Cardiac and respiratory-gated volumetric murine ultrasound
Arvin H. Soepriatna, Frederick W. Damen, Pavlos P. Vlachos, Craig J. GoergenThe International Journal of Cardiovascular Imaging2017
Current cardiovascular ultrasound mainly employs planar imaging techniques to assess function and physiology. These techniques rely on geometric assumptions, which are dependent on the imaging plane, susceptible to inter-observer variability, and may be inaccurate when studying complex diseases. Here, we developed a gated volumetric murine ultrasound technique to visualize cardiovascular motion with high spatiotemporal resolution and directly evaluate cardiovascular health. Cardiac and respiratory-gated cine loops, acquired at 1000 frames-per-second from sequential positions, were temporally registered to generate a four-dimensional (4D) dataset. We applied this technique to (1) evaluate left ventricular (LV) function from both healthy mice and mice with myocardial infarction and (2) characterize aortic wall strain of angiotensin II-induced dissecting abdominal aortic aneurysms in apolipoprotein E-deficient mice. Combined imaging and processing times for the 4D technique was approximately 2–4 times longer than conventional 2D approaches, but substantially more data is collected with 4D ultrasound and further optimization can be implemented to reduce imaging times. Direct volumetric measurements of 4D cardiac data aligned closely with those obtained from MRI, contrary to conventional methods, which were sensitive to transducer alignment, leading to overestimation or underestimation of estimated LV parameters in infarcted hearts.
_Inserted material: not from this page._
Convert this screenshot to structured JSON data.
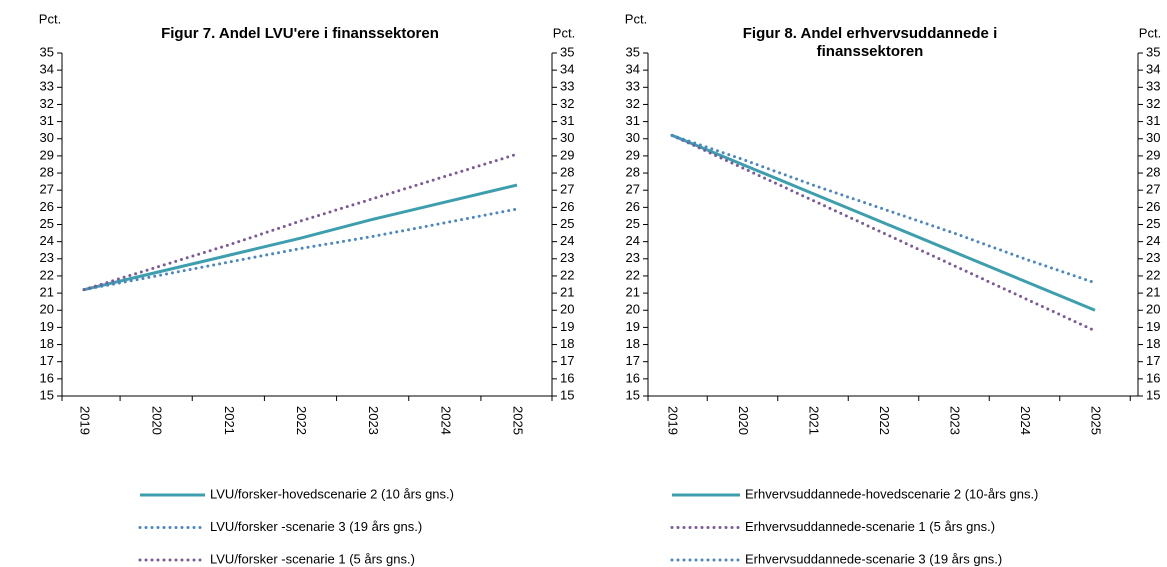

Green–Lagrange circumferential strain analysis revealed higher strain values proximal and distal to the aneurysm than within the aneurysmal region, consistent with published reports. By eliminating the need for geometrical assumptions, the presented 4D technique can be used to more accurately evaluate cardiac function and aortic pulsatility. Furthermore, this technique allows for the visualization of regional differences that may be overlooked with conventional 2D approaches.